Explain a little bit better how abstracts were selected to final complete read...
R: Ok, we've included a brief description of how this selection of items was made.
Move flowchart before table 1.
R: Ok.
About specific molecule selection add a table/figure explaining easily their seleciton rationality, not only description of the design of the manuscript itself.
R: Figure 1, added to explain the rational hypothesis of the relationship of neuroinflammation biomarkers, identifies all biomarkers selected for selective searches.
- Discussion: Add a section about potential clinical practice implications (specific one) from diagnosis, prognostic and treatment prespective. In turn, add a section that related the neuroinflammation pathway with other pathogenic mechanisms related with epileptogenesis in different neurological conditions, and of course add a table about research gaps and future research ideas in the field.
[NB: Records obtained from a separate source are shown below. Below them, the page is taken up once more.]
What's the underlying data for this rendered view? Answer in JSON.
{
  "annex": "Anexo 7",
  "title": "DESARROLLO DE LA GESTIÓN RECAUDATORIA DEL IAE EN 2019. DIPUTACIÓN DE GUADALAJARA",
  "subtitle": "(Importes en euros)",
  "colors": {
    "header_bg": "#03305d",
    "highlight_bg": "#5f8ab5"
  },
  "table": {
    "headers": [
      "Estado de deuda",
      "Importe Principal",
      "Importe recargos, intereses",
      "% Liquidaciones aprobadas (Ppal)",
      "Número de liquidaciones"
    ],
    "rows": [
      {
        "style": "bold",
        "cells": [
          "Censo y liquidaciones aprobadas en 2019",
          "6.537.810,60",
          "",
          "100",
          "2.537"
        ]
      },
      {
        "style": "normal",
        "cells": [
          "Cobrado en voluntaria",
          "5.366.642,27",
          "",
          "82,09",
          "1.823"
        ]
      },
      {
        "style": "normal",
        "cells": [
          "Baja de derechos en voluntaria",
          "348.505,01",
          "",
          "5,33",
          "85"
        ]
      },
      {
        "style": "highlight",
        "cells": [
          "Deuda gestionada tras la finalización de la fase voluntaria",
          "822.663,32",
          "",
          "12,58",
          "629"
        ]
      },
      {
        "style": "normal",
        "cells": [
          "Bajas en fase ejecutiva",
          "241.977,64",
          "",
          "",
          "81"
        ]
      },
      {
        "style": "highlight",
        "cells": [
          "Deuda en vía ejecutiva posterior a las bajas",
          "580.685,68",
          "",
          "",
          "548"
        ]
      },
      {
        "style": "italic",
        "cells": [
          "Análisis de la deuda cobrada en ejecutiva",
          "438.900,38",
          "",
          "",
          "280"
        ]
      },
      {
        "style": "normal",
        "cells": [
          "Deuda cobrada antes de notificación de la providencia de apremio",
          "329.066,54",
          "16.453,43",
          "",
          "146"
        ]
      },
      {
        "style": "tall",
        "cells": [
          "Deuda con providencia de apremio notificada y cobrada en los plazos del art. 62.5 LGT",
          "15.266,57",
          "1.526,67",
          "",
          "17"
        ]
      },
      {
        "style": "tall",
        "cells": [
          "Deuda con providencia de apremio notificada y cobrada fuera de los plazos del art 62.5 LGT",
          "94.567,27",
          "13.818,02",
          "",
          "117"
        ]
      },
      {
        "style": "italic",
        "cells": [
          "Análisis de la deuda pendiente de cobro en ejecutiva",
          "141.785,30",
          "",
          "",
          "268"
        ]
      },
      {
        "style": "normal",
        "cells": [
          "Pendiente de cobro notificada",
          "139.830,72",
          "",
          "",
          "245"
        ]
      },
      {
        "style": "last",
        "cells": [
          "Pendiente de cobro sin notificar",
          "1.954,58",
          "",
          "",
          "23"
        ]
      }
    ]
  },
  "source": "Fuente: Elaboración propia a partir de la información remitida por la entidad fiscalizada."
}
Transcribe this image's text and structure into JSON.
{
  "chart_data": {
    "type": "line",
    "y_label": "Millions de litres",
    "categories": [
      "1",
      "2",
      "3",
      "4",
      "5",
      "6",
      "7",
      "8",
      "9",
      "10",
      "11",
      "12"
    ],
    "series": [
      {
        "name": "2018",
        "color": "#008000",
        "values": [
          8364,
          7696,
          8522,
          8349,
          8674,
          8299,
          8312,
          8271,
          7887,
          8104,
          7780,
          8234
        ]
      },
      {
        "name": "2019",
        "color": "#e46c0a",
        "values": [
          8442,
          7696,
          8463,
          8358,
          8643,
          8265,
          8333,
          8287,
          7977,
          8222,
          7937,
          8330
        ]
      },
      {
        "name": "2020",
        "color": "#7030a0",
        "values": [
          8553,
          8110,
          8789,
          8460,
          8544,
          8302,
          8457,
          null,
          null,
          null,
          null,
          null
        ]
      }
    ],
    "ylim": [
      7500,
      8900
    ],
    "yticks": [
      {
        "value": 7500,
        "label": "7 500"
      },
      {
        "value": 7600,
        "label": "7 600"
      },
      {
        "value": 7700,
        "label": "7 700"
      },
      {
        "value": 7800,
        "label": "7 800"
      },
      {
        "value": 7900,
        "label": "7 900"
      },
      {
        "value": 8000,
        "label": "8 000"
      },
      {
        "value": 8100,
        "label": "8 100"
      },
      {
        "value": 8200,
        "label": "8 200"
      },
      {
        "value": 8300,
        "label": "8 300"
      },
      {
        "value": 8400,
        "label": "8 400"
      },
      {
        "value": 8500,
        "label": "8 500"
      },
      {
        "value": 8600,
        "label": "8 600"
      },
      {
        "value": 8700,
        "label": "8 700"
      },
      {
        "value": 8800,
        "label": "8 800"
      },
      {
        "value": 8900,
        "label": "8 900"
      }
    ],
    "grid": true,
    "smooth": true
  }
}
A: I appreciate the suggestion; it's quite relevant. The development of the primary clinical consequences of the study of neuroinflammatory biomarkers in epilepsy, as well as treatment possibilities and research areas related to this topic, are covered in two new sections 3.1 and 3.2
All changes made to the original text are marked in red.
We hope that these modifications have improved the quality of the article and made it eligible for publication.
We sincerely appreciate all your work.
Fdo Pedro J. Serrano-Castro, MD; PhD on behalf of authors.
Author Response File: Author Response.pdf
Round 2
Reviewer 2 Report
Comments and Suggestions for AuthorsI really would like to thank the authors because they have properly addressed all my concerns and have significantly improved the manuscript quality, and as I previously refer I consider that the work could be of potential interest both for clinical (mainly after having done a more clinical approach in different sections in comparison with the original manuscript version) and translational researchers studying epileptogenosis, not only in complex epilepsy.